The other day I recollected as an oddly fond memory the days when George W. Bush was President of the US, and when people in his orbit would refer to people such as I as ‘nihilists’ because… well, I’m not sure why, but it sounded intellectual and anarchic. Presumably the accusation would have rested on my respect for Jacques Derrida and Michel Foucault and other people that administration probably hadn’t even heard of, who argued that the stuff that Bush et al. insisted was ‘reality’ was way more complicated and less real than they wanted to suppose. Bushian nihilists hypothetically believed that nothing means anything, that we can do whatever we want (you know, the way I’m always going on about the virtues of selfishness). Since they were on the side of ‘reality’, people who disagreed with them — such as I — must have been denying reality, hence ‘nihilists’.
These memories came to mind because of my profound shock, and sorrow, that a large part of the current Republican leadership seems simply not to care about how their actions appear to the rest of the world, or how they will appear to future generations, or how they will be judged by a righteous God, or karma, or some other cosmic principle. Even allowing that they might be self-deceived about the righteousness of their actions (and I can hardly do that), they apparently can’t even allow the possibility that they be found to have fallen short of a critical standard of justice and decency.

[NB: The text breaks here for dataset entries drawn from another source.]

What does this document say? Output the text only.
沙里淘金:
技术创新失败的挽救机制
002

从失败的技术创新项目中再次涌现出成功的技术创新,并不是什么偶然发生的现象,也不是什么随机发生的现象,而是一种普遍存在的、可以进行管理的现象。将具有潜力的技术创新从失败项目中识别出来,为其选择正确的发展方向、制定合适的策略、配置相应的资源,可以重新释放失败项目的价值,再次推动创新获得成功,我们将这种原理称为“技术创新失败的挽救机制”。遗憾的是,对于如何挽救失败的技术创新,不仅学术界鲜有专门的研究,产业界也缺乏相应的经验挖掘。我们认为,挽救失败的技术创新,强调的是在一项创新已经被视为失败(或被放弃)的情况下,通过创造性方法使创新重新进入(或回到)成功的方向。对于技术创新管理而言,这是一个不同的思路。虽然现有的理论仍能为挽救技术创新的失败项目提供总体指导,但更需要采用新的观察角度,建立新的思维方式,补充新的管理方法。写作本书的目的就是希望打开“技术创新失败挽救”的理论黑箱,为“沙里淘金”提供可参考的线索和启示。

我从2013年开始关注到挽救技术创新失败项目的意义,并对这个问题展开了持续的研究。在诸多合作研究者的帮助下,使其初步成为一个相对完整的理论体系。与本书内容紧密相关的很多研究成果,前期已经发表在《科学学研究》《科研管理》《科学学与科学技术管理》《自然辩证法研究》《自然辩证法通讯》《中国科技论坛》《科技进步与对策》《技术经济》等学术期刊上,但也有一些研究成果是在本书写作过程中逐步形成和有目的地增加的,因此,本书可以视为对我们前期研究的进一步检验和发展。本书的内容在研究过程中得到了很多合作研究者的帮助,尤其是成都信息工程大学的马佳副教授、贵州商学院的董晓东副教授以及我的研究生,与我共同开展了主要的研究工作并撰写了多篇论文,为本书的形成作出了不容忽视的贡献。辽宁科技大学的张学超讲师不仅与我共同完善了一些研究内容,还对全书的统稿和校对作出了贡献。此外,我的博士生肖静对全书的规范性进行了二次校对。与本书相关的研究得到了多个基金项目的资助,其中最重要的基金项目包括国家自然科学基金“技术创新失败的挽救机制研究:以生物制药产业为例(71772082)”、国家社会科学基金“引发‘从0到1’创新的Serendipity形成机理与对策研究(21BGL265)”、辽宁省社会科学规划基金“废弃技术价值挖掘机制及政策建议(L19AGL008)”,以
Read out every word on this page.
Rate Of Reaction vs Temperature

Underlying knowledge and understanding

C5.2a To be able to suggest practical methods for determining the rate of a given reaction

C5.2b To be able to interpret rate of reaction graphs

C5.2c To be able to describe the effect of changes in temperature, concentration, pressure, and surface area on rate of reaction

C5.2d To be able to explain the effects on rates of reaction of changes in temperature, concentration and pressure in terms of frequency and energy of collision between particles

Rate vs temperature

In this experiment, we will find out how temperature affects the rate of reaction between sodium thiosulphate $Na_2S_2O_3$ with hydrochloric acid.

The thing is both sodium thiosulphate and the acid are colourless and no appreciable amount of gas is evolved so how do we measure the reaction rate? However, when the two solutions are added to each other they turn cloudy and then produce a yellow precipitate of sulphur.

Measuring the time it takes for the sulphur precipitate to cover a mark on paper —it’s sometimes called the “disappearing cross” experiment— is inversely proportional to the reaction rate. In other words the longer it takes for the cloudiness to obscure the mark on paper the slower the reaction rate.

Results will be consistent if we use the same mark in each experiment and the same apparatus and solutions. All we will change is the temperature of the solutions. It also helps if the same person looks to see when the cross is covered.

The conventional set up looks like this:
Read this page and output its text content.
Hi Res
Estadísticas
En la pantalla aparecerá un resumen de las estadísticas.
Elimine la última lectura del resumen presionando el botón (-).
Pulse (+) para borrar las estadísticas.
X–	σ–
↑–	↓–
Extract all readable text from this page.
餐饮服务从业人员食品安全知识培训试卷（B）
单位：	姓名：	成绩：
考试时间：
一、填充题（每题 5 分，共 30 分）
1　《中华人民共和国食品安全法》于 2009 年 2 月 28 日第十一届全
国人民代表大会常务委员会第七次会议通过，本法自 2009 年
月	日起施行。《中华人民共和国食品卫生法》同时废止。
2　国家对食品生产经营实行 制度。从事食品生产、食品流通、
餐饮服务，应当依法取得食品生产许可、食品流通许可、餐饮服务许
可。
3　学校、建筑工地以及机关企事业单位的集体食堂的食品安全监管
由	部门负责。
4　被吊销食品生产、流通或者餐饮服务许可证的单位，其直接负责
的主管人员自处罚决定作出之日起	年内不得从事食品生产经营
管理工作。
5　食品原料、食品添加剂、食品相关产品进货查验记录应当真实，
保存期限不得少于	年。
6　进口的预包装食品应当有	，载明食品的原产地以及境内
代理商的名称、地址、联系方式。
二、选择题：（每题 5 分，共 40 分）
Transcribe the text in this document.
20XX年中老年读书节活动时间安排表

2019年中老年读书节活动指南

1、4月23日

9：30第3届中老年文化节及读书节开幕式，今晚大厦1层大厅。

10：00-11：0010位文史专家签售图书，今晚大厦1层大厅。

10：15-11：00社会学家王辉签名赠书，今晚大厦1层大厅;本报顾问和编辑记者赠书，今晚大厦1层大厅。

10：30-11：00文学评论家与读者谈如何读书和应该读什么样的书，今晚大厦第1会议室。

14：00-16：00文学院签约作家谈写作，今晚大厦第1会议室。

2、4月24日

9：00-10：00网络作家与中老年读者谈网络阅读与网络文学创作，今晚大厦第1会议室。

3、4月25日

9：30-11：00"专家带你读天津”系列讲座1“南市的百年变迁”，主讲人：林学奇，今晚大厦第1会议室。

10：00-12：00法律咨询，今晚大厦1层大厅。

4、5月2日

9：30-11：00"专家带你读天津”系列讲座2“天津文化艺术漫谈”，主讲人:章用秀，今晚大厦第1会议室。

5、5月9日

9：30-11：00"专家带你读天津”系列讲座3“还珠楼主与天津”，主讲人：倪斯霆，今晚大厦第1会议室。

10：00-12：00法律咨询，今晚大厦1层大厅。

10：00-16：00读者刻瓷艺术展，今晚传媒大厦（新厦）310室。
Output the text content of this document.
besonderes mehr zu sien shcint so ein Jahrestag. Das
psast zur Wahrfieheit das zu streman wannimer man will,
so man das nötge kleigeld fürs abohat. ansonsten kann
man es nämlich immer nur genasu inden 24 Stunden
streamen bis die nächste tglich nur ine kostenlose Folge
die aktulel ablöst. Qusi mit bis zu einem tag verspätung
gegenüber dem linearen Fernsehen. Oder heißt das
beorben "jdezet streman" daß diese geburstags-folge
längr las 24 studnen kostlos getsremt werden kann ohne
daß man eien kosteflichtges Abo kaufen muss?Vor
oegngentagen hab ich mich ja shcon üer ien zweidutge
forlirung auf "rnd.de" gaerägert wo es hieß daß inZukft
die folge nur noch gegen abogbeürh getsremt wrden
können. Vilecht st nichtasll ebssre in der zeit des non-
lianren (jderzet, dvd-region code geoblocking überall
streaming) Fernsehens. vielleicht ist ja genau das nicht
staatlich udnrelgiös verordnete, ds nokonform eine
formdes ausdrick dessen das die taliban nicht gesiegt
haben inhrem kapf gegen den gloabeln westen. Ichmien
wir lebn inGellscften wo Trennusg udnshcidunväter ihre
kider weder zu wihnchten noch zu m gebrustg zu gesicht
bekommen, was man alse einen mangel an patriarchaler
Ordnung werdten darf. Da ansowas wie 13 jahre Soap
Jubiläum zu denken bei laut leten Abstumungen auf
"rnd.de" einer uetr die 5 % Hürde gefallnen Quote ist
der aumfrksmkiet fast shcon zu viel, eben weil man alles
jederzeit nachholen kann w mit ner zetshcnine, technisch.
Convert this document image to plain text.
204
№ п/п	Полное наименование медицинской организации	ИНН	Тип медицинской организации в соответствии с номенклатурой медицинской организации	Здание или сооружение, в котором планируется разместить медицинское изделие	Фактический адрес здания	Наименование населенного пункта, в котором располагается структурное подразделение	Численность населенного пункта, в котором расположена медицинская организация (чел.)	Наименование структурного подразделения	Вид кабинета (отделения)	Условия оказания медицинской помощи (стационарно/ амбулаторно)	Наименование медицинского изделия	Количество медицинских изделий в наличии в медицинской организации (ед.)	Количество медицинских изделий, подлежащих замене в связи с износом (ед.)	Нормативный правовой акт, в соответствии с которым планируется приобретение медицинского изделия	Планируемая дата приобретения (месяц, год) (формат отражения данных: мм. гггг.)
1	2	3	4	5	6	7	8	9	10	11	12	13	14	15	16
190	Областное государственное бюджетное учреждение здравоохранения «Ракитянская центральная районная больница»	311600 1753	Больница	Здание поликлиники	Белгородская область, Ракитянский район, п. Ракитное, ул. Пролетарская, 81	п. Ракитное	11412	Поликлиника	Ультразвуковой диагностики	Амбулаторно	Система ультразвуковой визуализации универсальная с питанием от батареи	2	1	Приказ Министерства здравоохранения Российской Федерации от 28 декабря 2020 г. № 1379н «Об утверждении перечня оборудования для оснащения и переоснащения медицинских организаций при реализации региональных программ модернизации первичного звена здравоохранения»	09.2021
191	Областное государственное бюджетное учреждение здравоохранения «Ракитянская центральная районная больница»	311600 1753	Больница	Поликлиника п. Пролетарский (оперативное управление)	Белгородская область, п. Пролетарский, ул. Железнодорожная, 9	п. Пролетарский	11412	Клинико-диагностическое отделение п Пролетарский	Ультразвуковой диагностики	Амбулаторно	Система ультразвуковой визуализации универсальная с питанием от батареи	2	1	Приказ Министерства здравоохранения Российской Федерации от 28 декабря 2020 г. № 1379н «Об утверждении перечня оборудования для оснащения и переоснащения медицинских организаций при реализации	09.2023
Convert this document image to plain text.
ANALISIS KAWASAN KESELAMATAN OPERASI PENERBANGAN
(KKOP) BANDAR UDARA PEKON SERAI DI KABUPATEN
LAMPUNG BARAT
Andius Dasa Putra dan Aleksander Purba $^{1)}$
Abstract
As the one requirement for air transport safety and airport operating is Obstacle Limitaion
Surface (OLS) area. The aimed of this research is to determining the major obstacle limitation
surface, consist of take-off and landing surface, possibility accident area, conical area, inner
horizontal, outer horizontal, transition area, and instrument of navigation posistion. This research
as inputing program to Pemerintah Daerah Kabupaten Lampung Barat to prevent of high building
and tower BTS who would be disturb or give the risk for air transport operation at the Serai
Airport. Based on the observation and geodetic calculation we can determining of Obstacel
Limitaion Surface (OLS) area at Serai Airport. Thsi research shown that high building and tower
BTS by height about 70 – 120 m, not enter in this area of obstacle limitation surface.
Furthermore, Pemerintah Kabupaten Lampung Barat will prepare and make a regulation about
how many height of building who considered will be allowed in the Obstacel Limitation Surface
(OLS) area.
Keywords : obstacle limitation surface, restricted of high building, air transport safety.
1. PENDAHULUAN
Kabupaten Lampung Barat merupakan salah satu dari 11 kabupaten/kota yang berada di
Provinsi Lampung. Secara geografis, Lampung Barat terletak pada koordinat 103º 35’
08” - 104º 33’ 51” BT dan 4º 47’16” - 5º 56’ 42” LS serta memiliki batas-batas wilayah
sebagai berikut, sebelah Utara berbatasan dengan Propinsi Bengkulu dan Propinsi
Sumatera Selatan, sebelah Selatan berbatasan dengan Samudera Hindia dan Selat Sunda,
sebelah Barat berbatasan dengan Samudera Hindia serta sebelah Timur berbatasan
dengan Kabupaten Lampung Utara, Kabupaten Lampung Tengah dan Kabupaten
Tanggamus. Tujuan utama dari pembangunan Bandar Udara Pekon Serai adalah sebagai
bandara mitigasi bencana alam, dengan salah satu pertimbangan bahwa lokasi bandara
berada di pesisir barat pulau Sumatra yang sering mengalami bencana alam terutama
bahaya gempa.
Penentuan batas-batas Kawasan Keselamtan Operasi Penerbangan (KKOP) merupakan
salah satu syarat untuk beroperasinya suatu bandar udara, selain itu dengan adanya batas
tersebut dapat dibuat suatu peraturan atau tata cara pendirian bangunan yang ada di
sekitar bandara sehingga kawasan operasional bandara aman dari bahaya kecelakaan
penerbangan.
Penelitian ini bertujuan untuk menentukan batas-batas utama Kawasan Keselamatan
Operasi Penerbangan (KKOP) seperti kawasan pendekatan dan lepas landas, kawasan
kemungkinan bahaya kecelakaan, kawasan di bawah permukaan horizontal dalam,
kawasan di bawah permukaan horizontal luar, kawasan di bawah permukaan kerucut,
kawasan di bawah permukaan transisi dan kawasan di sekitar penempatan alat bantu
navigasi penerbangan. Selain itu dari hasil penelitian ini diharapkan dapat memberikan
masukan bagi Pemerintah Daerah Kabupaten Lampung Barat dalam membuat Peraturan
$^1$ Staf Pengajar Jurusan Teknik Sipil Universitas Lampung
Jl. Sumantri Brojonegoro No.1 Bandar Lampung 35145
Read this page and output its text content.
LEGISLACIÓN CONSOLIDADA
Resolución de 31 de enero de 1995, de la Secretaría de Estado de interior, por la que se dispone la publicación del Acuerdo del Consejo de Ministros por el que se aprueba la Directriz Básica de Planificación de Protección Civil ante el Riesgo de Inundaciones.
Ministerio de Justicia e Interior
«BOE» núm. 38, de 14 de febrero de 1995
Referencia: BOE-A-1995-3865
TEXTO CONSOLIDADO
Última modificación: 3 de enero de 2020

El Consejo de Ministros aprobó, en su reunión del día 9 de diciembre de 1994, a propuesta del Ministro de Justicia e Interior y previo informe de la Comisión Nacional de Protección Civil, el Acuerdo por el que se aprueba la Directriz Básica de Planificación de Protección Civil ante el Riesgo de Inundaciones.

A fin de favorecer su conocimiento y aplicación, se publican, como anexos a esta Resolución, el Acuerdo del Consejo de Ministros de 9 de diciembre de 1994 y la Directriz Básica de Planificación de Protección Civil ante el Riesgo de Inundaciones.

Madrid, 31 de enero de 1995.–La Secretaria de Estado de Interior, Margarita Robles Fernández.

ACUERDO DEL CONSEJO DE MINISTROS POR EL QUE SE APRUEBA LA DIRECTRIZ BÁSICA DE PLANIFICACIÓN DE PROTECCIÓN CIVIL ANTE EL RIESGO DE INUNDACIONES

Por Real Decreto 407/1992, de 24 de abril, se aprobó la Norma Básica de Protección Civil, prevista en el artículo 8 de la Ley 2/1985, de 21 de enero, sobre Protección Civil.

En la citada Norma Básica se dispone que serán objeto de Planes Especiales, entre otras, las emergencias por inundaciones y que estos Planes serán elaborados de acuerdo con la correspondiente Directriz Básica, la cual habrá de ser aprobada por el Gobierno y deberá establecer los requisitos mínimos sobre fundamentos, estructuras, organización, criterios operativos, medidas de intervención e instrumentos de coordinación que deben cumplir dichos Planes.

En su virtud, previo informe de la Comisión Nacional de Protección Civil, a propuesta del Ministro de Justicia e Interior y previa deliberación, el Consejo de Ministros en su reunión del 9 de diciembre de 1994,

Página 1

The policies and public remarks of the current administration with its fellow-travellers raise group cynicism to heretofore unattained levels. Caring nothing for the eventual (to say nothing of the ‘eternal’) consequences of their actions, they are in it to win it, Katie bar the door, He who dies with the most gold bars, wins. If that’s not nihilism, we need a new word with a different history of usage, that can stand in for ‘believes in nothing, no principles, no ideals, no moral compass other than “what I want”’ — cos that’s what I thought nihilism was all about.